Der Wanderer zwischen beiden Welten passierte eine Art Laufgraben. Er trug einen eleganten Maßanzug aus englischem Tuch, garantiert nicht in einem volkseigenen Betrieb gefertigt. Auch der Schnitt war Made in Western Germany. Meistens sah der rote Diplomat älter aus als 45; er konnte aber auch jünger wirken, vor allem, wenn er lächelte. Er hatte ein Plissee-Face mit vielen Falten, die anzeigten, daß er gewohnt war, schnell zu leben: Vier Ehescheidungen, in sieben Jahren ein halbes Dutzend ungewöhnlicher Affären hatten sich wie Keilschriften in sein Gesicht eingetragen. Manche Frauen mochten es, andere taten es als verlebte Fassade ab.

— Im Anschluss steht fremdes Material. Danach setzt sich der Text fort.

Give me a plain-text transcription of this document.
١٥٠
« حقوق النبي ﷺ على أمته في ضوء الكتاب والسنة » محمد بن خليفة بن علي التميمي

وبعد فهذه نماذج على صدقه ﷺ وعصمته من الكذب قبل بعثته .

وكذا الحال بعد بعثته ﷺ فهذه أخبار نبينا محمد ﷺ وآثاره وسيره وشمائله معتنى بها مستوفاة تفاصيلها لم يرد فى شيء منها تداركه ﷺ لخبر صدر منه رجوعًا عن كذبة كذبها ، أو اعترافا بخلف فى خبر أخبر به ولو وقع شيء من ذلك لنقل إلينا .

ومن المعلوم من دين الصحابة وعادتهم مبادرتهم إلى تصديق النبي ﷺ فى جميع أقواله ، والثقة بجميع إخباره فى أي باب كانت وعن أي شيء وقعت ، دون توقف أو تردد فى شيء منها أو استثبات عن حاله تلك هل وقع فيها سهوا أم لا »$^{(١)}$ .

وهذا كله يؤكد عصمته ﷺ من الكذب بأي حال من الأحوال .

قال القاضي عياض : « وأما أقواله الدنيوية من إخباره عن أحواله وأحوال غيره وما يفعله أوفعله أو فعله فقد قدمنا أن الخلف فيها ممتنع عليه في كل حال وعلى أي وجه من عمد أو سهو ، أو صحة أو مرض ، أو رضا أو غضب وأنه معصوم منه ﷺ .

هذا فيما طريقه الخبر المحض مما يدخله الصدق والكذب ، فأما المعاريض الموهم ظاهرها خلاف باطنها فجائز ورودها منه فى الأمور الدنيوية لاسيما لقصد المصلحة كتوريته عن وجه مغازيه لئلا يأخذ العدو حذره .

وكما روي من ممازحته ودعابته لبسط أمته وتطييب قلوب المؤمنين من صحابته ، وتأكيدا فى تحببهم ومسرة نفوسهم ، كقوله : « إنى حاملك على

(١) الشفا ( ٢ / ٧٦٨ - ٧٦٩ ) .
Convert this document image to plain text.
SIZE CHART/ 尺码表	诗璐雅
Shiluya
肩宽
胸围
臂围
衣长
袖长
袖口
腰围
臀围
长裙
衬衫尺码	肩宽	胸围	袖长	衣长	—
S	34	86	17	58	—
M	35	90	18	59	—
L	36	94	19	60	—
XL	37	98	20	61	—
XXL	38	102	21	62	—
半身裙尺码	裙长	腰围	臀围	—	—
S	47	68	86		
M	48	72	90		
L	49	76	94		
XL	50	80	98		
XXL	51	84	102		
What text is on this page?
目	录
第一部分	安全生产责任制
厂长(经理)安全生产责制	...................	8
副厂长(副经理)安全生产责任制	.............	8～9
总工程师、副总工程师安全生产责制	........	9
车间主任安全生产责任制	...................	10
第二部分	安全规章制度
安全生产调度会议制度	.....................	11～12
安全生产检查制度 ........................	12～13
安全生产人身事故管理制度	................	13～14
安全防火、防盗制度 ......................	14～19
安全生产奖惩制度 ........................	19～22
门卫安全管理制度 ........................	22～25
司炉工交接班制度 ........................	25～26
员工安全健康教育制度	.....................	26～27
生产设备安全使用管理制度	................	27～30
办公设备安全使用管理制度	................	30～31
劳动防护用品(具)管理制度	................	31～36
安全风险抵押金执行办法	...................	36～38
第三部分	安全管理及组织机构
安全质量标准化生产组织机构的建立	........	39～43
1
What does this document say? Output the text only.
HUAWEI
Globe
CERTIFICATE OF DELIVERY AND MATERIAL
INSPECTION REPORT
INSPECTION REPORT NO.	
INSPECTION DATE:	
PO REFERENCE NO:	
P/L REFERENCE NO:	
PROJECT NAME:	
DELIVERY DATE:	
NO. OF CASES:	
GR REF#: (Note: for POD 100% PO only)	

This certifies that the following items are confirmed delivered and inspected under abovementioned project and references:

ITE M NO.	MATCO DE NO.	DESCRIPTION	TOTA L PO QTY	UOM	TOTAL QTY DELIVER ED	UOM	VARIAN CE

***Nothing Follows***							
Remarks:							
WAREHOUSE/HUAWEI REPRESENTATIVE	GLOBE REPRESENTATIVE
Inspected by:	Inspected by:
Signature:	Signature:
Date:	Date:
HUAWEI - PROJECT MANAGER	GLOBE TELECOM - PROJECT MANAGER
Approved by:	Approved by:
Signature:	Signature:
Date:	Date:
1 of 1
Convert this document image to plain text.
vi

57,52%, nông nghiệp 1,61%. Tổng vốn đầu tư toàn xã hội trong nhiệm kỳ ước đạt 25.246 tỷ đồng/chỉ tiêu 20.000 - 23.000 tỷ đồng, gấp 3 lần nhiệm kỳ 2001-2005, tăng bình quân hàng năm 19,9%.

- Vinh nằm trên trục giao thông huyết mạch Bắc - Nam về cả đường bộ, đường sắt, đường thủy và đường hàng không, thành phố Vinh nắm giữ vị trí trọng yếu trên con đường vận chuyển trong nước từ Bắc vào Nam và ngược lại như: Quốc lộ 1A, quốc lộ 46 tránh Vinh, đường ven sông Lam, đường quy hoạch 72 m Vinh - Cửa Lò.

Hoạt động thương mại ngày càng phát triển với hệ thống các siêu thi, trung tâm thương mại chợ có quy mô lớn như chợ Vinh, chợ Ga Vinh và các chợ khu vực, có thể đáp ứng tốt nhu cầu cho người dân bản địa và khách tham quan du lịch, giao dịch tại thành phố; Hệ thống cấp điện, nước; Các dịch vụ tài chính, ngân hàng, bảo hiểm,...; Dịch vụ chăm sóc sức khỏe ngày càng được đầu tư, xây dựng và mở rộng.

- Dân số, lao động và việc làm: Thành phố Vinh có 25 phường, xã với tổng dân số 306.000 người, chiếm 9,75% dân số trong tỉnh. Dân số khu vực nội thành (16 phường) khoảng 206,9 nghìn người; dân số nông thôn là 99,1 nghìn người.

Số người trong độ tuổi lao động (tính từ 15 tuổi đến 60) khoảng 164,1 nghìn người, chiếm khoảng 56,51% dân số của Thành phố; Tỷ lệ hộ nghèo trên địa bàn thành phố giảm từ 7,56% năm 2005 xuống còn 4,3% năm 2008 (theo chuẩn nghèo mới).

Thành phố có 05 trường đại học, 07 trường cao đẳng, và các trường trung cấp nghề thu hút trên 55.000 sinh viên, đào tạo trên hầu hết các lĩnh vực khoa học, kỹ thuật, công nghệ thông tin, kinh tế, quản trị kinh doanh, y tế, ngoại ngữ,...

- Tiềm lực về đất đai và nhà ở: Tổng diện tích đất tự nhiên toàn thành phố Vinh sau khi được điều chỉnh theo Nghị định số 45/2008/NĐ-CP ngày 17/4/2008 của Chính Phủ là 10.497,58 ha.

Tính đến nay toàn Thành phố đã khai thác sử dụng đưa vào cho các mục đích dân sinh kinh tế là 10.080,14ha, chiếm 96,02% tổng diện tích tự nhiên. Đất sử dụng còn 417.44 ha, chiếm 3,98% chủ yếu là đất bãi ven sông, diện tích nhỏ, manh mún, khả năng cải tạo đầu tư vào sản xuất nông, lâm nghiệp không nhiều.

Jedermann kennt seine Liebesabenteuer selbst am besten, aber Konopka gehörte – ebenso wie zum Beispiel Brosam, Gelbrich, Wellershoff, Lemmers, Laqueur, Sabotka, Grewe und Lipsky – zu den wenigen DDR-Bürgern, die ihre im Ministerium für Staatssicherheit geführten Personalakten selbst einsehen konnten.
Irgendwie arbeiten alle Geheimdienste der Welt nach dem gleichen Schema, testen ihre Geheimnisträger auf Sicherheitsrisiken ab.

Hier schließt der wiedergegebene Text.